Ouch that is a mess of a comment. You are mixing up bacteria, cells diseases and viruses in an awful mess.
So to make it clear:
You have bacteria living in you, some permanently, some more transiently (the latter ususally includes the one that you will receive antibiotics for). There is ahuge diversity among those bacteria, notably in the case at hands in terms of sensitivity to antibiotics. Some will be fully resistant, some will be fully sensitive and some will just see their growth survival compromised. The different level of resistance can come either by the presence of pre-existing resistance genes (which are not always counter selected, but that message is already too long to give more details) or because some mutations confered resistance to some part of the bacterial population. When you take the antibiotic, all the sensitive bacteria in the population that get exposed to the antibiotic will die, and the resistant population suddenly has plenty of ressource available and take over. So the frequency of resistant strains increase in your population, and you now start to shed mostly resistant strains, which can in turn get into the rest of the community.
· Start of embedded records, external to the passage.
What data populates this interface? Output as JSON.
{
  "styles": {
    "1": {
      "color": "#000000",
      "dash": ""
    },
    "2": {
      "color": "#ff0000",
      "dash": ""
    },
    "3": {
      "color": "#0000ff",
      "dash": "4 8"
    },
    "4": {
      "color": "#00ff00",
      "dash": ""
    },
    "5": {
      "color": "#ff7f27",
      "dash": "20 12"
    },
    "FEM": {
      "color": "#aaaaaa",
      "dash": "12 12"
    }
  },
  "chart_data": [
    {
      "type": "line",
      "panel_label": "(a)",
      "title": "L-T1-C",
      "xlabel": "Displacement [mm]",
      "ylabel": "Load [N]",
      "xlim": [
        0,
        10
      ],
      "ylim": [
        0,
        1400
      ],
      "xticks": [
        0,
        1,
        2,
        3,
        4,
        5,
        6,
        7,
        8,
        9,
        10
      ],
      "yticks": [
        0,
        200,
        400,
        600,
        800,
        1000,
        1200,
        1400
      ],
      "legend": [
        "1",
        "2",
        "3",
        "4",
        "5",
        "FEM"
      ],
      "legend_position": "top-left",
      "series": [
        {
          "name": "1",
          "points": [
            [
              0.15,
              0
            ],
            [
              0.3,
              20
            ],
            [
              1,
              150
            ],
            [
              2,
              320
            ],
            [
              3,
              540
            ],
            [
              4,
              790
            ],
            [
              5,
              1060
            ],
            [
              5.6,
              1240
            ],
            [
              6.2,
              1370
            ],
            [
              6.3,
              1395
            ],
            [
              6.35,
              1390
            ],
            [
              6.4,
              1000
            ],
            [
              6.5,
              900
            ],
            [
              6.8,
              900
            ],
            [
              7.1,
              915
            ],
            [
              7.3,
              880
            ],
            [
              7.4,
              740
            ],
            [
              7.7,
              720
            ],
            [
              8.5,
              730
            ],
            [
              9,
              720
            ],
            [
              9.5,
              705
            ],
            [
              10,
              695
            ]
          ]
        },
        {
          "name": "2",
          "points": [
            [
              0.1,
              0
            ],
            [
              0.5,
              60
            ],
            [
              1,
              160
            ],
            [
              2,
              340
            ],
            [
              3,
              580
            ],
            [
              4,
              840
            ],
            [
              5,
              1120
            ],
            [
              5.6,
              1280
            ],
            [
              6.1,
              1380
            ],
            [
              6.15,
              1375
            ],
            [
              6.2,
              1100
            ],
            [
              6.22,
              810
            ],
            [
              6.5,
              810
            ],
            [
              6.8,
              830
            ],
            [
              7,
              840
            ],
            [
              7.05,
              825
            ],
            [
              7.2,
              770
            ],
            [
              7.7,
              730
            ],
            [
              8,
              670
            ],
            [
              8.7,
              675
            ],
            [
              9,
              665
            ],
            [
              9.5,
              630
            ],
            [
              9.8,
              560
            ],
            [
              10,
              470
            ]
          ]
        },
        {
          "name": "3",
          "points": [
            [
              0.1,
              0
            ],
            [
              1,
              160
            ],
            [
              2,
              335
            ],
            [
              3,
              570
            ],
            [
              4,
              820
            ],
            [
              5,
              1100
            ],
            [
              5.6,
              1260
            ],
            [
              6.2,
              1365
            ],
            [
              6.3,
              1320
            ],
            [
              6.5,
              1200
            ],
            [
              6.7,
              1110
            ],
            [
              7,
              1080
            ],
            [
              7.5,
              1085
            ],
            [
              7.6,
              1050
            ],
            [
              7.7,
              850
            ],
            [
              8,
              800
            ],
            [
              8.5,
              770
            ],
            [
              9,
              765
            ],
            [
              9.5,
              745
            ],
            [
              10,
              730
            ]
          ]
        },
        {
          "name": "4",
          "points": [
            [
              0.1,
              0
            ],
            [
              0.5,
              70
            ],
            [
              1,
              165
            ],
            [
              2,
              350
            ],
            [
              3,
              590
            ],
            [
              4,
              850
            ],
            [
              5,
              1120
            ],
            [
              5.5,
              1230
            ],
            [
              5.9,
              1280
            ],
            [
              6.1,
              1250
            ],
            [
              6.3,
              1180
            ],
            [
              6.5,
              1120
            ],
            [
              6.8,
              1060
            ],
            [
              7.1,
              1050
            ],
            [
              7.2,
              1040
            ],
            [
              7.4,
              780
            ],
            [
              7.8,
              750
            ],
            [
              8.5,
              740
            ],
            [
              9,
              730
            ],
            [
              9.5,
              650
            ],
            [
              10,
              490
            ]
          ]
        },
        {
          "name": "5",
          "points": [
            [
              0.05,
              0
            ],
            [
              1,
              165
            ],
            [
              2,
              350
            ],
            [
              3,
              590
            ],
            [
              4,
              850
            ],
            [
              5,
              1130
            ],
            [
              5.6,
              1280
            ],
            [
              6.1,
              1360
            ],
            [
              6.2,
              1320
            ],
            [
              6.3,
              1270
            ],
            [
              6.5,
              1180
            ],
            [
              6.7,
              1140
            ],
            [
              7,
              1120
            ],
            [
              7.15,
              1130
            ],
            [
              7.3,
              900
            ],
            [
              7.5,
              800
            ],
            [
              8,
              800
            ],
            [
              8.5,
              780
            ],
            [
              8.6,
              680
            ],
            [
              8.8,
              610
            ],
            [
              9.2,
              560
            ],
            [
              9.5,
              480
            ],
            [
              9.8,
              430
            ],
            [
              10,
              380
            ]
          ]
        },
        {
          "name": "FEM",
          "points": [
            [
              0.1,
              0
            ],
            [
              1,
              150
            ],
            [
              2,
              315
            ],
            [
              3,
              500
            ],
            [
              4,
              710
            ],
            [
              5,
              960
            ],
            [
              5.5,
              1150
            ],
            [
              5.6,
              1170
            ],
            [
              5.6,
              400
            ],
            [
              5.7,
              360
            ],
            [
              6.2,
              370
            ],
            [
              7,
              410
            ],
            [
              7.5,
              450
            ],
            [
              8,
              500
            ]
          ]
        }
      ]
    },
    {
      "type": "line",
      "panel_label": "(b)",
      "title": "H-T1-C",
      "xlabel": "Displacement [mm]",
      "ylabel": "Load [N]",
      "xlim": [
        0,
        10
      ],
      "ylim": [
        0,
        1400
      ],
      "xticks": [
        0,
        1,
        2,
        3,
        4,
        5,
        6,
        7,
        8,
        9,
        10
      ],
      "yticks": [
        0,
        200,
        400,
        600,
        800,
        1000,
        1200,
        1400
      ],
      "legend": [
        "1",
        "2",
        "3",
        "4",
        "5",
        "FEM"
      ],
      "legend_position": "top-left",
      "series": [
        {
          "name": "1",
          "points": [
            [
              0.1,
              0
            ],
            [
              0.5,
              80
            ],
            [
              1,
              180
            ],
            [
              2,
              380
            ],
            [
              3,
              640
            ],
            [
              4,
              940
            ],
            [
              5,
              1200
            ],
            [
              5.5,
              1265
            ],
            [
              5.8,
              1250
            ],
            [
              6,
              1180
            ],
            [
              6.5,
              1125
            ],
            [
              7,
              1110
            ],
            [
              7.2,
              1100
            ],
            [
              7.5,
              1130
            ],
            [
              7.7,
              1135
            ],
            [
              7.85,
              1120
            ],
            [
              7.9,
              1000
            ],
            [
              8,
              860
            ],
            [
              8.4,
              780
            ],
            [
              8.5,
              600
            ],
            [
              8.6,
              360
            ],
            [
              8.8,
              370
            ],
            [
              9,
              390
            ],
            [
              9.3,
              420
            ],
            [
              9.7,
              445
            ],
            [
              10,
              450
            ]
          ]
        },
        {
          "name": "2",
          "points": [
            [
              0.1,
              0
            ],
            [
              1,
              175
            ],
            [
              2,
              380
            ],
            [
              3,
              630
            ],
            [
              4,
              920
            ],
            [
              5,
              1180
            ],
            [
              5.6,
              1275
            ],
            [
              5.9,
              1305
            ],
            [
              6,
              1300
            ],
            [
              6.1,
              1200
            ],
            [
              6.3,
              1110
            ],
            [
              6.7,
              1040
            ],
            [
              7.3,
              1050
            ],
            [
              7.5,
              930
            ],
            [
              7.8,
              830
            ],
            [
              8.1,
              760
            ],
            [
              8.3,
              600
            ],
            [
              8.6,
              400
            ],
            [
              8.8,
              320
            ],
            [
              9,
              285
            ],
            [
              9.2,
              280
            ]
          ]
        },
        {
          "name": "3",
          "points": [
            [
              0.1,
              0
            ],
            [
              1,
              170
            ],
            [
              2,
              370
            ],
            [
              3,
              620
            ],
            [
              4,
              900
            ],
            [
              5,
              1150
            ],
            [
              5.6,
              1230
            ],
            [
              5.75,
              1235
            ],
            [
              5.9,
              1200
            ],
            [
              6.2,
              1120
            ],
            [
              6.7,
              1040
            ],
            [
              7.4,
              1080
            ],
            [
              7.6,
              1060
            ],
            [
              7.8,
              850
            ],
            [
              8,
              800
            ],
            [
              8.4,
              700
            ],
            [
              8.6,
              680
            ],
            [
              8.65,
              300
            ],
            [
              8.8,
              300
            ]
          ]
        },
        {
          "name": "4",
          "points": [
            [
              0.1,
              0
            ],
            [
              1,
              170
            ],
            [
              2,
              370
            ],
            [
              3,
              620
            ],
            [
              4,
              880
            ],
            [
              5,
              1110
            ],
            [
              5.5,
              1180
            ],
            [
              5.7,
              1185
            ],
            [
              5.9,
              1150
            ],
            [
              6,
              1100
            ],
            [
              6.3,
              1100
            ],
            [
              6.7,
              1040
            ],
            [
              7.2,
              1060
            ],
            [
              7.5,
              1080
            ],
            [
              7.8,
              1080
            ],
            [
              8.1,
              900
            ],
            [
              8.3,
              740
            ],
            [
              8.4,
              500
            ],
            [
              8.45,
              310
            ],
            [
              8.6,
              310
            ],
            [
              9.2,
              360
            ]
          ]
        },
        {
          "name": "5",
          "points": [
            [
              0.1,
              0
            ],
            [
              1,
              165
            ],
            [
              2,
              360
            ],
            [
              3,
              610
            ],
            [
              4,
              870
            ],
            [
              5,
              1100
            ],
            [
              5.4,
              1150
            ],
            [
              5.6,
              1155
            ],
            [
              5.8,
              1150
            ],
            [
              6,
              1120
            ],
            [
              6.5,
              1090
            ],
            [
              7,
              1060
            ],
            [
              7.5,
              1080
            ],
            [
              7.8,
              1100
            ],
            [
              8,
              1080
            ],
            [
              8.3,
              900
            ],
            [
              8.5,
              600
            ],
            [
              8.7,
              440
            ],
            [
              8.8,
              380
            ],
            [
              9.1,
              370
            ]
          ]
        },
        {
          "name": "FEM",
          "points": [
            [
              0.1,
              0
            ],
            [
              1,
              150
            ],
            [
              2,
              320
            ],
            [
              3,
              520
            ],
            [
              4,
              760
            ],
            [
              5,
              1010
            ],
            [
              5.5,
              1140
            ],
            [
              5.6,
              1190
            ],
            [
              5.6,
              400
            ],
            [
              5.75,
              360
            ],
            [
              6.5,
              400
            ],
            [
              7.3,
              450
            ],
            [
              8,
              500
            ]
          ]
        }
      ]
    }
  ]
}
As blcr11 said, nothing but darwininan selection here.But your cells are not disseminated, and are resistant to the antibiotic (otherwise it would kill you too), so whatever happenes to your cells is not relevant. And antiviral molecules have completely different modes of actions, and usually have side effects that are not really worthy to fight a cold (but much more to fight AIDS for example), that is why in some case it is better to let your immune system handle things.
- May 25, 2007 at 2:22 pm #73148david23Participant
lets not use the word mutate so lightly. After all bacteria dont like mutation either. Viruses on other hand have enzymes that purposely create variations in their genes, or lack error proof mechanisms unlike bacteria and of course humans.